したがって、エンジン1の低回転時や膨張行程以外の行程にピストン7の摺動抵抗を低減することができ、エンジン1の燃費が悪化するのを防止することができる。
本実施形態のピストン7は、上部樹脂被膜層21Bおよび下部樹脂被膜層21Cの表面にオイルを保持する複数の凹部22、23が形成されているので、凹部22、23からシリンダボア6の内壁6aとスカート部13との間に潤滑に十分なオイルを供給することができる。
また、スカート部13が変形する場合には、ピストンクラウン部9に連接される上部スカート部13Bに対して、下端が自由端となる下部スカート部13Cの変形量が大きくなる。
本実施形態のピストン7は、凹部22に対して凹部23の数が多く形成されているので、下部樹脂被膜層21Cとシリンダボア6の内壁6aとの間に、上部樹脂被膜層21Bとシリンダボア6の内壁6aとの間よりも多くのオイルを供給することができる。

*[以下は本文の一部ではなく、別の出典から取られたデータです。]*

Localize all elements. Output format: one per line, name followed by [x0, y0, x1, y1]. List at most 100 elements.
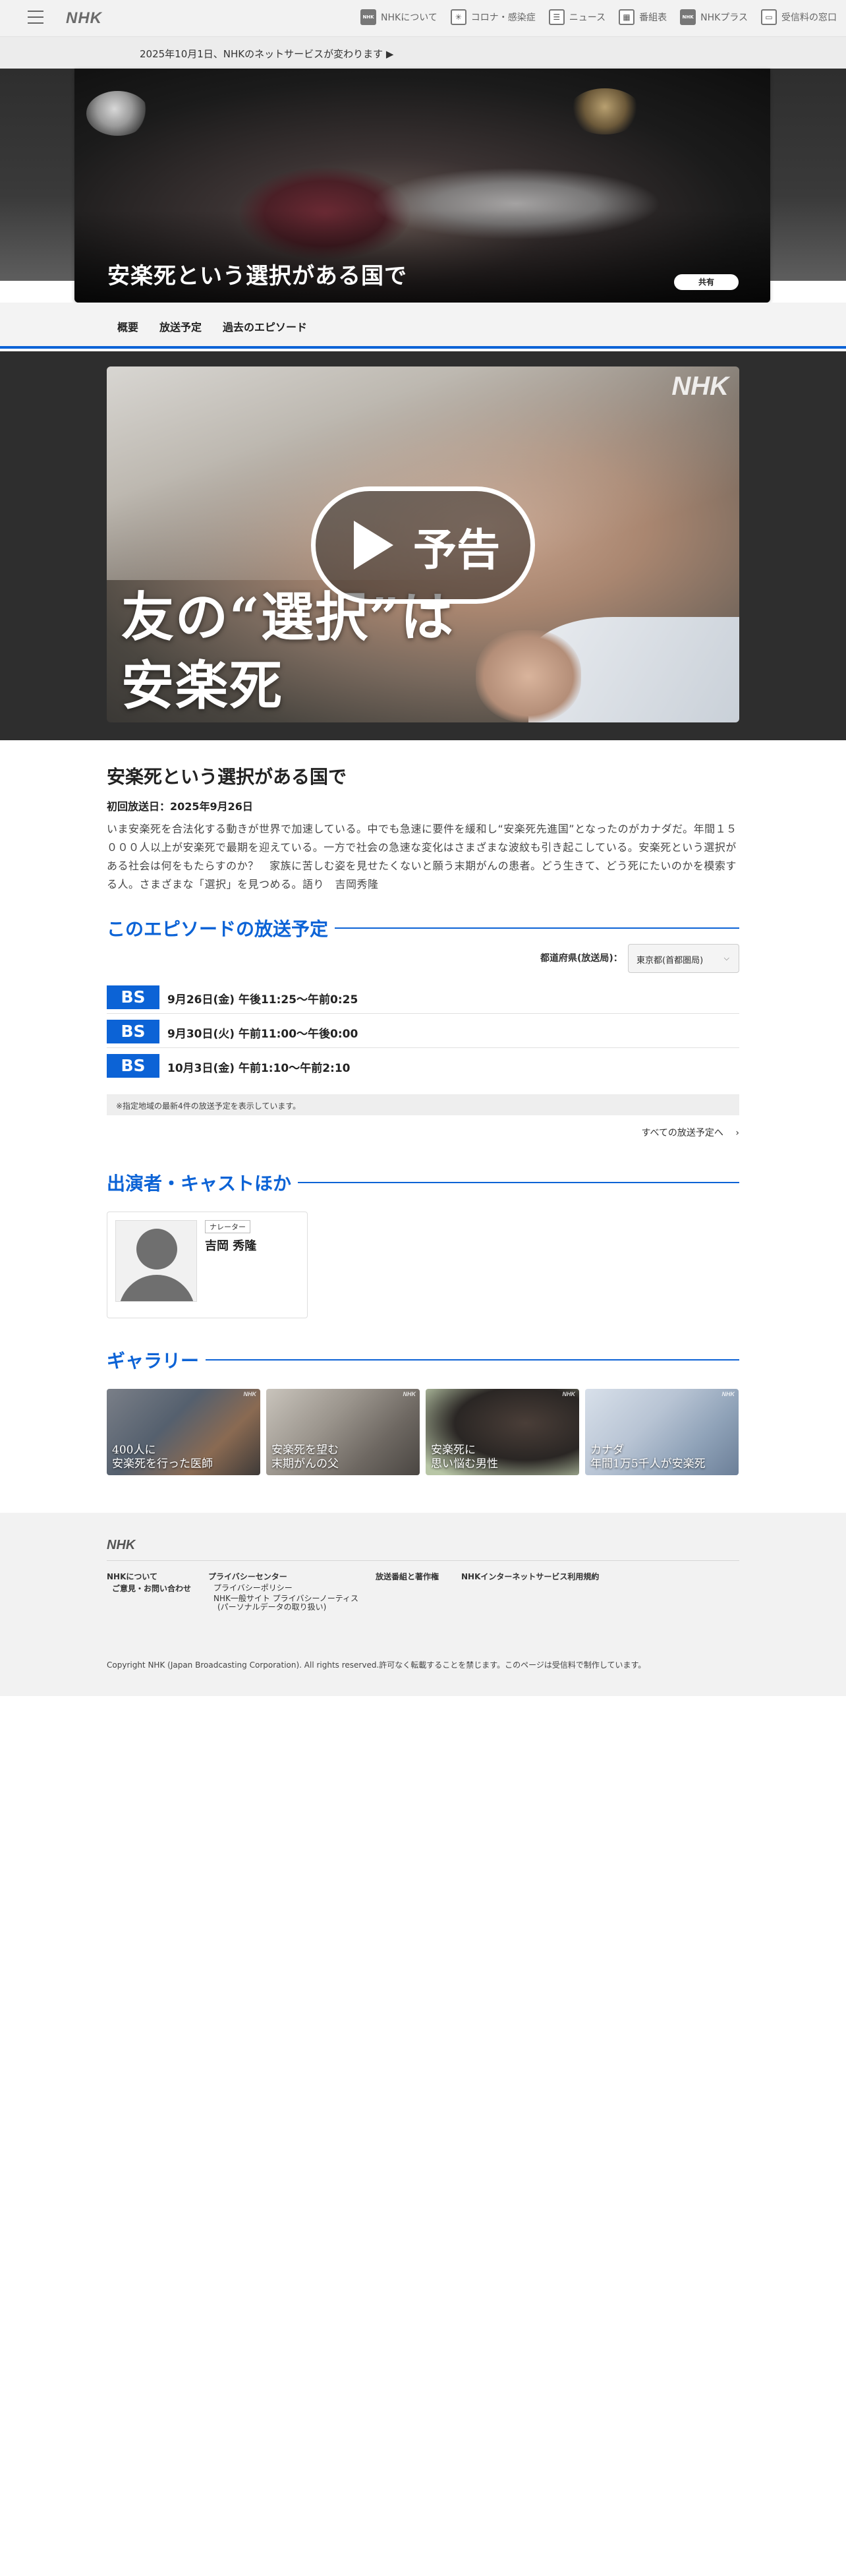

なお、本実施形態のピストン7は、凹部22および凹部23を同一形状にしているが、凹部22と凹部23とを異なる形状にしてもよい。要は、本実施形態のピストン7は、凹部22の合計容積に対して凹部23の合計容積を大きくして、凹部22よりも凹部23に多くのオイルを保持できるようにすればよいのである。
Claims (2)
- シリンダボアの内壁に対して往復動自在に設けられ、外周部にピストンリングを有するピストン本体と、前記ピストン本体の下方に設けられ、前記シリンダボアの内壁に対向する面に樹脂被膜層が形成されたスカート部とを備え、
前記スカート部が、前記ピストン本体の軸線方向における中央部が最大外径となる中央スカート部と、前記中央スカート部の上部境界よりも上方において前記上部境界から前記軸線方向に向かって外径が漸次小さくなるように湾曲する上部スカート部と、前記中央スカート部の下部境界に対して下方において前記下部境界から前記軸線方向に向かって外径が漸次小さくなるように湾曲する下部スカート部とを備えた内燃機関のピストンであって、
前記中央スカート部に形成された前記樹脂被膜層の表面が平滑面に形成され、前記上部スカート部および前記下部スカート部に形成された前記樹脂被膜層の表面に潤滑油を保持する保持部が形成されることを特徴とする内燃機関のピストン。 - 前記上部スカート部の前記保持部の合計容積に対して、前記下部スカート部の前記保持部の合計容積が大きく形成されることを特徴とする請求項1に記載の内燃機関のピストン。